Honestly, I’m not here to support one way or the other, but I am here to encourage you to follow your heart. Deep down, I’m betting you already know what you need to do. Maybe you need to go to couples counseling or relationship coaching. I actually offer coaching to both individuals and couples to be able to strengthen their relationship. Often times, couples just need to learn new ways of doing things, or new ways to communicate, and to have some accountability from someone on the outside-it really can make a huge difference.

Staying in an unhealthy relationship doesn’t benefit you, your partner, or your kids.

Sometimes, no matter what you do or how hard you try, there simply isn’t a way to make it a mutually respectful, healthy relationship. If your relationship is unsafe, please reach out to a domestic violence victim advocate to help you with a safety plan. If it is safe, and other issues are happening, then it’s time to go 100% in on your self and your couple dynamic.

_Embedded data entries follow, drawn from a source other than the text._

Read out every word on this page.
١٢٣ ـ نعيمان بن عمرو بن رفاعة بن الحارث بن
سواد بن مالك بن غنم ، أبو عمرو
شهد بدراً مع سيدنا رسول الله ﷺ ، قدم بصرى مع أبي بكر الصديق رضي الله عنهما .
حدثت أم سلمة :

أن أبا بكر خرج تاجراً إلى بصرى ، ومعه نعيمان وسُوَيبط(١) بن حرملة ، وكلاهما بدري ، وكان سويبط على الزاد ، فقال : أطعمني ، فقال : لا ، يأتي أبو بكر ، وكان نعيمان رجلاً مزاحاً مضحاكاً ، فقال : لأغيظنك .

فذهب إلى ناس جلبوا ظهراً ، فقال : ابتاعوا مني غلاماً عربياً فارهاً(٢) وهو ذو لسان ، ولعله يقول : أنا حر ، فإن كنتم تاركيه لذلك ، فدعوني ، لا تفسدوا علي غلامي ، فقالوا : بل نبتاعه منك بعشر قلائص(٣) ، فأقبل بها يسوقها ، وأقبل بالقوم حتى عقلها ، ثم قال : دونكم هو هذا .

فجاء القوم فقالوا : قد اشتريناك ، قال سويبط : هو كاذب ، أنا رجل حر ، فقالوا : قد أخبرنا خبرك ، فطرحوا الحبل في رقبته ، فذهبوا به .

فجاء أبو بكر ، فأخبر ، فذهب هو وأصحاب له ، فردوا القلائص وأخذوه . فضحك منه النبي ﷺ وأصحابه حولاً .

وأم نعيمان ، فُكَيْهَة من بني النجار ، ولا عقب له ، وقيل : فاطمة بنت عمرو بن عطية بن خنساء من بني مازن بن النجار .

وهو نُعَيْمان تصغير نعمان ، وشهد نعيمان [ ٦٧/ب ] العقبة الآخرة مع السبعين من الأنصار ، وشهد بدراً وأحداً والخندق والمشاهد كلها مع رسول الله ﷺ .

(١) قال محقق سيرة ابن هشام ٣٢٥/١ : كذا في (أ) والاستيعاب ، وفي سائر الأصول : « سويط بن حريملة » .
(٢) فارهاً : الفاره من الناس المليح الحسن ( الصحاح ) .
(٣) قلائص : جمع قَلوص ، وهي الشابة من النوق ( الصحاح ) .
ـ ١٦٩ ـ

Maybe you’ve had thoughts about your kids coming from a broken home, and you don’t want them to experience a dramatic change in their family dynamic. What you’re really saying is that you are going to live in an unhealthy relationship, and have an unhealthy lifestyle, and become more and more depressed.

You’re going to be making decisions that are detrimental to your family role model being in an unhealthy relationship, so your kids can grow up to be in one too. And then, you’ll just pretend as if your kids are too immature to understand what’s really happening behind the scenes. That’s just not okay, and it shouldn’t be like that.

In today’s episode, I’m talking more about:

  • Why you shouldn’t hang your future on the shoulders of your children
  • Realizing you will need to dive deeper into yourself before making a life-changing decision about your relationship that will affect your family
  • How you can get to a better space to not only love and accept yourself, but your partner as well (no matter what happens with the relationship)

If you need help with living from your heart and getting to your highest self, I created a mini course to help you clear out what’s going on inside, and prepare you for any challenges ahead with your partner, kids, etc. I know, I know-you are already busy with everything else in life, but so that’s why this is a MINI-course with only 5 core videos, all 15 minutes or less. This content will help you get crystal clear on your heart and work through all of the muck that’s been holding you back. Then, you’ll be able to confidently work on your relationships with your partner, and your kids, and be able to support them in the best way possible.

When you start learning to love yourself, focus on your priorities, your values, and things that really are a ‘yes’ in your heart, that is when your relationships will change. You will build resilience in your kids, and they will know that no matter what happens, you’ve got them!